Performance summary:

Model Speaker Similarity (SS) ↑ Word Error Rate (WER) ↓
GPT-SoVITS 0.55 5.13
CosyVoice2 0.748 1.45
JoyTTS 0.73 5.09

On an NVIDIA 4090D system, typical inference latency is 1.8 seconds, making JoyTTS viable for interactive or near-real-time spoken dialog applications.

5. Open Source Codebase and Development

The full JoyTTS stack is open-source at https://github.com/jdh-algo/JoyTTS.git, containing:

  • All model code and architectural definitions
  • Training scripts for both pretraining and joint optimization
  • Inference pipelines for real-time deployment and evaluation
  • Model checkpoints compatible with the provided trainers

This availability supports reproducible research and simplifies further optimization or adaptation for new domains. The modular code structure allows for rapid experimentation in integrating alternative LLMs, modifying the TTS backbone, or extending multilingual capabilities.

6. Applications and Research Directions

JoyTTS’s architecture and fidelity enable multiple applications:

  • Conversational Voice Assistants: Personalized, speaker-adaptable agents for task completion, user support, or entertainment.
  • Accessibility Technologies: Synthetic voice generation for users with speech impairments, supporting personalized vocal identity.
  • Storytelling and Media: Creation of branded voice experiences in immersive multimedia content.
  • Human-Computer Interaction Research: Study of user engagement with LLM-powered conversational agents possessing individualized voice.
  • Emotional AI: (A plausible implication is expansion) via new modules for emotion control or contextual style modulation as LLM inputs.
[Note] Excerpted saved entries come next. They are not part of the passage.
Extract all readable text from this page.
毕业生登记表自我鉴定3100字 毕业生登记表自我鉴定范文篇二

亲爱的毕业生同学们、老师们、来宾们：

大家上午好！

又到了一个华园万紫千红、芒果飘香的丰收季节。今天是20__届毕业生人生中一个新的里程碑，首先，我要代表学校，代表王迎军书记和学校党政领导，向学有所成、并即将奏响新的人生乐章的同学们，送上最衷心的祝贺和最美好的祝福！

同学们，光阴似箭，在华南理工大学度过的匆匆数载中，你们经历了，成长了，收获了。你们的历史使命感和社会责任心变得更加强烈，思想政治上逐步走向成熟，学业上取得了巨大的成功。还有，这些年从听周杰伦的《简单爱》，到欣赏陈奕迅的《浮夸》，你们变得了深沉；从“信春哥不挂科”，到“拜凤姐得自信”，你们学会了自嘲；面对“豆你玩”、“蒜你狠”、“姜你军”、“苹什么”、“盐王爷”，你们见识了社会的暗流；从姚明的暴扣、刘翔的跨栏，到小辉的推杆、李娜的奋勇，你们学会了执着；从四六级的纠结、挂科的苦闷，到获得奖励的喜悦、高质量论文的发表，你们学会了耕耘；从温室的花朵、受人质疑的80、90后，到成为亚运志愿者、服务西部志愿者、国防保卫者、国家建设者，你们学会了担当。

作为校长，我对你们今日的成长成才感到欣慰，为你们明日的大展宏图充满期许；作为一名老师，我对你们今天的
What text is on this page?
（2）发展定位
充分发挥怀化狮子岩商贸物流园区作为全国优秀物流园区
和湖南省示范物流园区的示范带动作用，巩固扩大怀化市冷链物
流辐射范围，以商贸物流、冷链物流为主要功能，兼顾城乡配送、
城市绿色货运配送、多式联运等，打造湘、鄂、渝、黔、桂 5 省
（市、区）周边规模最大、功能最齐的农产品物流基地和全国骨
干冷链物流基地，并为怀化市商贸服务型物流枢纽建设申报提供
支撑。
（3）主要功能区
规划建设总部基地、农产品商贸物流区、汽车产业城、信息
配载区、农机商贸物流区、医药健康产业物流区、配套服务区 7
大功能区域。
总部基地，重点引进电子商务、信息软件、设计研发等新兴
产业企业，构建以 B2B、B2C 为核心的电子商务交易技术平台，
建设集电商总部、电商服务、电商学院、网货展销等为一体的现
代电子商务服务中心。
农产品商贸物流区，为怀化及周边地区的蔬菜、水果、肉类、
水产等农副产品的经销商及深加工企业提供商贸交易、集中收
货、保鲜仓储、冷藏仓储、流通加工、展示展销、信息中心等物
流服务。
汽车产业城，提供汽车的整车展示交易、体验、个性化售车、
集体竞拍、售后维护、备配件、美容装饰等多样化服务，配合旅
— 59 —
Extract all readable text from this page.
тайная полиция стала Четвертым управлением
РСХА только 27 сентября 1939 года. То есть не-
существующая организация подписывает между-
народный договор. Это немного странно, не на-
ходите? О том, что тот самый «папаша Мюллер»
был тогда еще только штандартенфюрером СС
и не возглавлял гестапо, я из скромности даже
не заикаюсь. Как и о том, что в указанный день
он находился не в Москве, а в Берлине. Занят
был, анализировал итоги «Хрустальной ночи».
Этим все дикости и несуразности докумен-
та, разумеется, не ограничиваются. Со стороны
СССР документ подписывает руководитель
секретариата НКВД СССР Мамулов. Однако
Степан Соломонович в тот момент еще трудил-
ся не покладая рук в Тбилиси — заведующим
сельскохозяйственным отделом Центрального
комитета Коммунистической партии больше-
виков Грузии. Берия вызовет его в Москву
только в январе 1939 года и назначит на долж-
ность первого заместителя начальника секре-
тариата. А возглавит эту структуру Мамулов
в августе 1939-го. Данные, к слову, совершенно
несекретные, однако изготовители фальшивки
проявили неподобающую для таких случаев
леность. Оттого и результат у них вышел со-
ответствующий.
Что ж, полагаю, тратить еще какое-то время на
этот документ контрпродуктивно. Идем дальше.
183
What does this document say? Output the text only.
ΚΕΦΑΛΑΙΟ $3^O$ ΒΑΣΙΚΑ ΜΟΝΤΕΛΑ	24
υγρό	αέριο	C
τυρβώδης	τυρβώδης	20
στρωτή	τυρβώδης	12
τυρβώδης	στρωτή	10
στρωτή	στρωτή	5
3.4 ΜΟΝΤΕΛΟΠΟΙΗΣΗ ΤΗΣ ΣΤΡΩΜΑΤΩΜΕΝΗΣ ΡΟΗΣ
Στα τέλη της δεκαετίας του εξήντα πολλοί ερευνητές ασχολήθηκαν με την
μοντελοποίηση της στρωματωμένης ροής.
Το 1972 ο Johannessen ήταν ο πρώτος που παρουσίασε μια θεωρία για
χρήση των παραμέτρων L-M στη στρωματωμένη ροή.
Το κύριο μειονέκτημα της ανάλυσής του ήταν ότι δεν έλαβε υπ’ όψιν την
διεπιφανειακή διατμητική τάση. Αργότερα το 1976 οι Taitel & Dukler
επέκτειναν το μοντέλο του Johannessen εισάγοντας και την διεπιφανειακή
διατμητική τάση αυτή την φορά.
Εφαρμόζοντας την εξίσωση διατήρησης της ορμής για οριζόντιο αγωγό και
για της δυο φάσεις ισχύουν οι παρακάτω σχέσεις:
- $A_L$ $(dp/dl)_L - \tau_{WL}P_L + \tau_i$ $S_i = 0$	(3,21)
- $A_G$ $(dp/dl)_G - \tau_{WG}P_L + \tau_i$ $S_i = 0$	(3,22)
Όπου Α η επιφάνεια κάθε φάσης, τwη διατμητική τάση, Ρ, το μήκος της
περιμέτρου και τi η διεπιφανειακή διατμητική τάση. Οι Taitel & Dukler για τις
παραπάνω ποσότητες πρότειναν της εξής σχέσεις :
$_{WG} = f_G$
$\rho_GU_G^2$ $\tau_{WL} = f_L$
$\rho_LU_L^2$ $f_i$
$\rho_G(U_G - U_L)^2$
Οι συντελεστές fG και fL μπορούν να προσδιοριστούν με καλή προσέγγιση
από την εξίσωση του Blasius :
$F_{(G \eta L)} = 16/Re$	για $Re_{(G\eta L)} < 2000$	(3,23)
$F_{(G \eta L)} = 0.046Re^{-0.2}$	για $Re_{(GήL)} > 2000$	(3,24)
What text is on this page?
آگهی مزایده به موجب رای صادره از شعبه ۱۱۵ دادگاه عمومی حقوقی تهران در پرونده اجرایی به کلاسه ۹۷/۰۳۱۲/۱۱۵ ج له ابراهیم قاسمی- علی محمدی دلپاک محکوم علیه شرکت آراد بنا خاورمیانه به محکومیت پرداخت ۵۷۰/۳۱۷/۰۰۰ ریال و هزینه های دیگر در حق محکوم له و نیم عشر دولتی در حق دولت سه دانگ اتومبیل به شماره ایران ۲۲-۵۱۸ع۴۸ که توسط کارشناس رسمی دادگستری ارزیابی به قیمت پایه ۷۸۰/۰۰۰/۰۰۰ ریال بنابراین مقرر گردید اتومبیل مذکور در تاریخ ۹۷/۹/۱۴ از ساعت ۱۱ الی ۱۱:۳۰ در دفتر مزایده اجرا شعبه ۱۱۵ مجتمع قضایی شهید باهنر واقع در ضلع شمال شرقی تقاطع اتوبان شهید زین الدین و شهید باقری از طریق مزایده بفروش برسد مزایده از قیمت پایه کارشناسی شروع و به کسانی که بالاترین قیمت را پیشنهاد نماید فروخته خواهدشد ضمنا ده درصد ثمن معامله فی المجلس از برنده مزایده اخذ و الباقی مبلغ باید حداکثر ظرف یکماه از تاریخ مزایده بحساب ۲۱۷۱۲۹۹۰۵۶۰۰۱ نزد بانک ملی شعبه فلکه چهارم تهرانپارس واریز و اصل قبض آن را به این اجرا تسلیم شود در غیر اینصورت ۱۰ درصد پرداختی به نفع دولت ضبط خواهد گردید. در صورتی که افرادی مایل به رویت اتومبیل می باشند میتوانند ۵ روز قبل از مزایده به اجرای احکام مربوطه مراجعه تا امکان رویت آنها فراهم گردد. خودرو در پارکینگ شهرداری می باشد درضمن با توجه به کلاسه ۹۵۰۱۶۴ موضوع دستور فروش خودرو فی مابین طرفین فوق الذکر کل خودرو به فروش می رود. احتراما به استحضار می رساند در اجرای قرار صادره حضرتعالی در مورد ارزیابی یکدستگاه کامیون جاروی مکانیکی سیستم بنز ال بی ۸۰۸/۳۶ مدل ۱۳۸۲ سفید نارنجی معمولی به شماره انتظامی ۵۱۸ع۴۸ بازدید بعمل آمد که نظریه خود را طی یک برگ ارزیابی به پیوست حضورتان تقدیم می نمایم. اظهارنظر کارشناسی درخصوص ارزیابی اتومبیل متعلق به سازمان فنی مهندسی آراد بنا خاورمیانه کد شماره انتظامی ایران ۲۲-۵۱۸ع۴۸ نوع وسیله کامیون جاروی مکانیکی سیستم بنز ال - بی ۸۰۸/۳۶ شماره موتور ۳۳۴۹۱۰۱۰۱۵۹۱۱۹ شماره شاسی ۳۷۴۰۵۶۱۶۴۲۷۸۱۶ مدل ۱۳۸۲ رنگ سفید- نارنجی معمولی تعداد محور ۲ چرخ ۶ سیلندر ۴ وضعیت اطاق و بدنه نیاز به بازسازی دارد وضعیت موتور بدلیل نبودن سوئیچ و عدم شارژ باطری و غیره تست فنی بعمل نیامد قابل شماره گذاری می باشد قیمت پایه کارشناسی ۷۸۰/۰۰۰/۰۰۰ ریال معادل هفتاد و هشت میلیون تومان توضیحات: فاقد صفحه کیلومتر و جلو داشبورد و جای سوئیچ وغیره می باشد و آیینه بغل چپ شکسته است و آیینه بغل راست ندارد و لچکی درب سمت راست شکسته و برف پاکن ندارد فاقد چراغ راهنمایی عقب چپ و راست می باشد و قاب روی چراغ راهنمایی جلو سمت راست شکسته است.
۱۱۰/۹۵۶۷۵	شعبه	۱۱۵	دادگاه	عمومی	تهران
Future development tracks identified include:

  • Integration of explicit emotion control variables for expressive speech synthesis
  • Latency reduction for real-time deployment at scale
  • Multi-language expansion by retraining with additional data
  • Reinforced robustness for operation in noisy or low-resource environments

7. Significance

JoyTTS demonstrates the feasibility of combining an LLM-centric approach with advanced, speaker-adaptable neural TTS, achieving both dialog coherence and high-fidelity voice cloning within a single end-to-end trainable pipeline. Its open licensing and modularity allow for benchmarking, extension, and adaptation in diverse spoken language AI research contexts. The robust performance and reproducible training recipes position JoyTTS as a foundational framework for future research and development in personalized, conversational speech synthesis.